Dataset

The following Turkish dataset is used for fine-tuning https://huggingface.co/datasets/maydogan/TRSAv1

TRSAv1 (Turkish Sentiment Analysis Version 1) Dataset This data set has been produced to contribute to Turkish NLP studies. The dataset consists of a total of 150 thousand samples, 50 thousand negative, 50 thousand positive and 50 thousand neutral.
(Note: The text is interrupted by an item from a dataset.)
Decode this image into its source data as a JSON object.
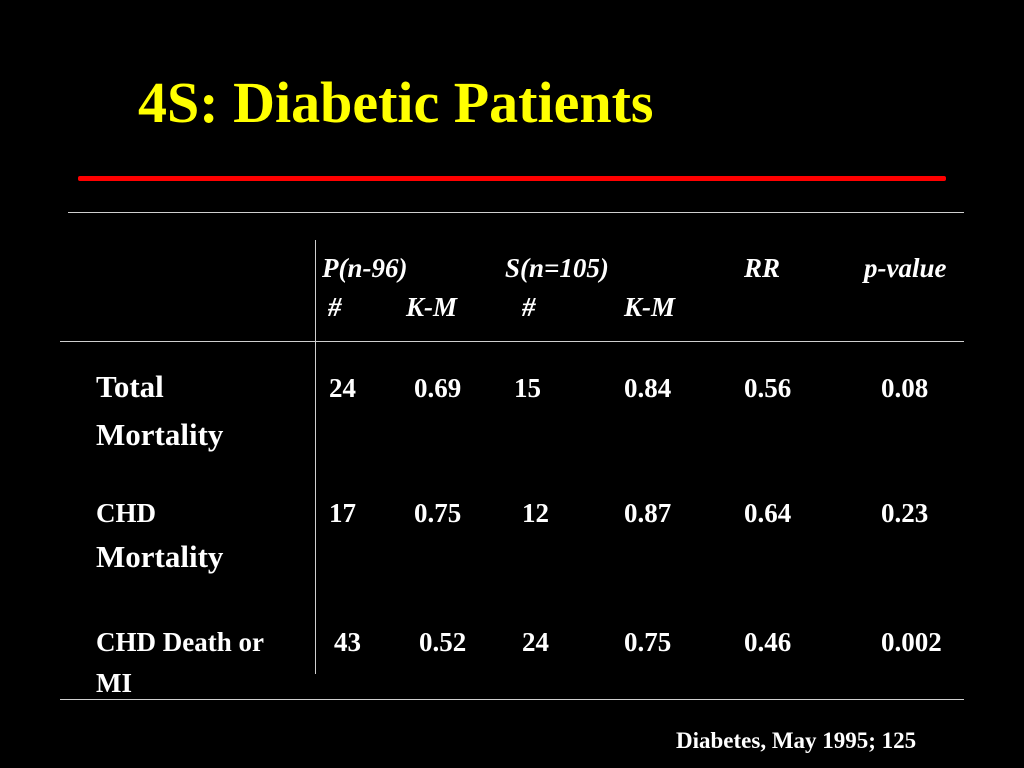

It can be used in text classification and sentiment analysis studies by citing the related study.

Load model directly

from transformers import AutoTokenizer, AutoModelForSequenceClassification

tokenizer = AutoTokenizer.from_pretrained("Marzu39/bert-turkish-text-classification")
model = AutoModelForSequenceClassification.from_pretrained("Marzu39/bert-turkish-text-classification")

Training hyperparameters

training_args = TrainingArguments(
    do_train=True,
    do_eval=True,
    num_train_epochs=3,
    per_device_train_batch_size=8,
    per_device_eval_batch_size=16,
    warmup_steps=100,
    weight_decay=0.01,
    logging_strategy='steps',
    logging_steps=50,
    evaluation_strategy="epoch",
    eval_steps=50,
    save_strategy="epoch",
    fp16=False,
    load_best_model_at_end=True
)

Citation

Please cite the following paper if needed

@article{arzu2023turkcce,
  title={T{\"u}rk{\c{c}}e Duygu S{\i}n{\i}fland{\i}rma {\.I}{\c{c}}in Transformers Tabanl{\i} Mimarilerin Kar{\c{s}}{\i}la{\c{s}}t{\i}r{\i}lmal{\i} Analizi},
  author={Arzu, Mehmet and Aydo{\u{g}}an, Murat},
  journal={Computer Science},
  number={IDAP-2023},
  pages={1--6},
  year={2023},
  publisher={Ali KARCI}
}

Summary

Sentiment classification based on Transformers is a topic that has recently been widely studied in natural language processing and machine learning. There are many areas where it can be used, such as the interpretation and classification of emotional expressions in texts, social media analysis, market research, user experiences, etc. For this reason, this study aims to realize sentiment classification using Transformers based architectures.